The Mudfest event is appropriately named. We blasted the Tiguan around in the mud, including through deep ruts, where the Tiguan's 28-degree approach angle came into play, although the chassis did drag. When you have the opportunity to compare awd systems back-to-back like this, you can clearly feel the difference. For surefootedness in the slime, the Subaru Impreza and Mazda CX-5 held up to the Tiguan, the Honda CR-V wasn't too bad, while the Kia Sportage and Mini Countryman spun their wheels far behind, the city slickers.
Mounted in a lightweight, one-piece aluminum subframe, the Tiguan's strut-type front suspension has long-travel coil springs and lower control arms, with a beefy four-link system at the rear, mounted in a high-strength steel subframe with a broad lower wishbone on each side.
We found the freeway ride in the Tiguan to be smooth. On the same roads, the Acura RDX transmitted uncomfortable jolts. The 1.6-liter Ford Escape felt jouncy, but the 2.0-liter Escape was smooth like the Tiguan.
We haven't gotten a chance to drive the Tiguan SEL with its sport suspension and 19-inch wheels with low-profile 255/40R19 all-season tires, but we've heard that it rides rough, and we don't doubt it, because of the tires. There is a price to be paid for short sidewalls. SUVs work better with taller tires.
The brakes keep up with the Tiguan's sporty character, using 12.3-inch vented discs in front, and a feature that wipes water from the discs in wet weather. The brakes stay applied for a couple seconds when starting off on an incline.
The Volkswagen Tiguan's 2.0-liter turbocharged engine and 6-speed automatic transmission are silky smooth, the handling superb, and all-wheel-drive system sophisticated The cargo space, rear legroom, and fuel mileage are so-so, while the price with the niceties can get up there, for a compact SUV. We recommend the Tiguan SE 4Motion with Navigation for its smooth ride quality over the firmer SEL sports suspension.
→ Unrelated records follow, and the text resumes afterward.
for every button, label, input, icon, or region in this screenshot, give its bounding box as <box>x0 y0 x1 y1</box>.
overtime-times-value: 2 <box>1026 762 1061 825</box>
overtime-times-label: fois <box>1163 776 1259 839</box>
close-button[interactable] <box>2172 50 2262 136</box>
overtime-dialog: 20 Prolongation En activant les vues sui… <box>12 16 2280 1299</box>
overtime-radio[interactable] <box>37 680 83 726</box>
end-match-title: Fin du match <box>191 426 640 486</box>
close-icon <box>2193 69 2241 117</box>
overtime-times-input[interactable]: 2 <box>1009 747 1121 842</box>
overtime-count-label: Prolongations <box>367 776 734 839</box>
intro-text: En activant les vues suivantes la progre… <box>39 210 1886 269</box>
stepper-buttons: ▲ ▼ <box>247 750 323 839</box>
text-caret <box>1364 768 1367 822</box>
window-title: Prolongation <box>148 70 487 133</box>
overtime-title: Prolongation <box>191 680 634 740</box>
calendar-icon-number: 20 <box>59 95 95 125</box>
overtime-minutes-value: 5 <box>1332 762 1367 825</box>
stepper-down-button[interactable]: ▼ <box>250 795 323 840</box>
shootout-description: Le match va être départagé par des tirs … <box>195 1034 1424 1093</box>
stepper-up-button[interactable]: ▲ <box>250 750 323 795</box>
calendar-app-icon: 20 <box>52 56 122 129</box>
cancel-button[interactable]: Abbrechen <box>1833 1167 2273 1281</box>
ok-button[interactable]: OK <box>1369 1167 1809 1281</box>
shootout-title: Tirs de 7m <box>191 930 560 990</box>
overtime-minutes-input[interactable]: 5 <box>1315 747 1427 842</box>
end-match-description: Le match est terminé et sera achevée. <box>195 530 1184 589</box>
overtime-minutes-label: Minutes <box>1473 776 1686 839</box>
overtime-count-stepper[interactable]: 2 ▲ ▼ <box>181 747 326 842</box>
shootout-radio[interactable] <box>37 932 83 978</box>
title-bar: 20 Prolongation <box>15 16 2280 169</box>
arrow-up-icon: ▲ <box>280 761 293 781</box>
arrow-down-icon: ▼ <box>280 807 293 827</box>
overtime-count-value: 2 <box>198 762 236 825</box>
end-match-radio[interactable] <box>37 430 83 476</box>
Sam Moses filed this report after his test drive of the Tiguan SE in the Pacific Northwest.
Volkswagen Tiguan S ($22,840); Tiguan S 4Motion ($26,295); Tiguan S Sunroof ($25,940); Tiguan LE ($25,175); Tiguan SE ($28,635); Tiguan SE 4Motion ($30,590); Tiguan SE Sunroof and Navigation ($30,525); Tiguan SEL ($33,975); Tiguan SEL 4Motion ($35,930); Tiguan Premium Navigation ($34,995); Tiguan SEL 4Motion Premium Navigation and Dynaudio ($38,080).
Options As Tested
Volkswagen Tiguan SE 4Motion Sunroof and Navigation ($32,480).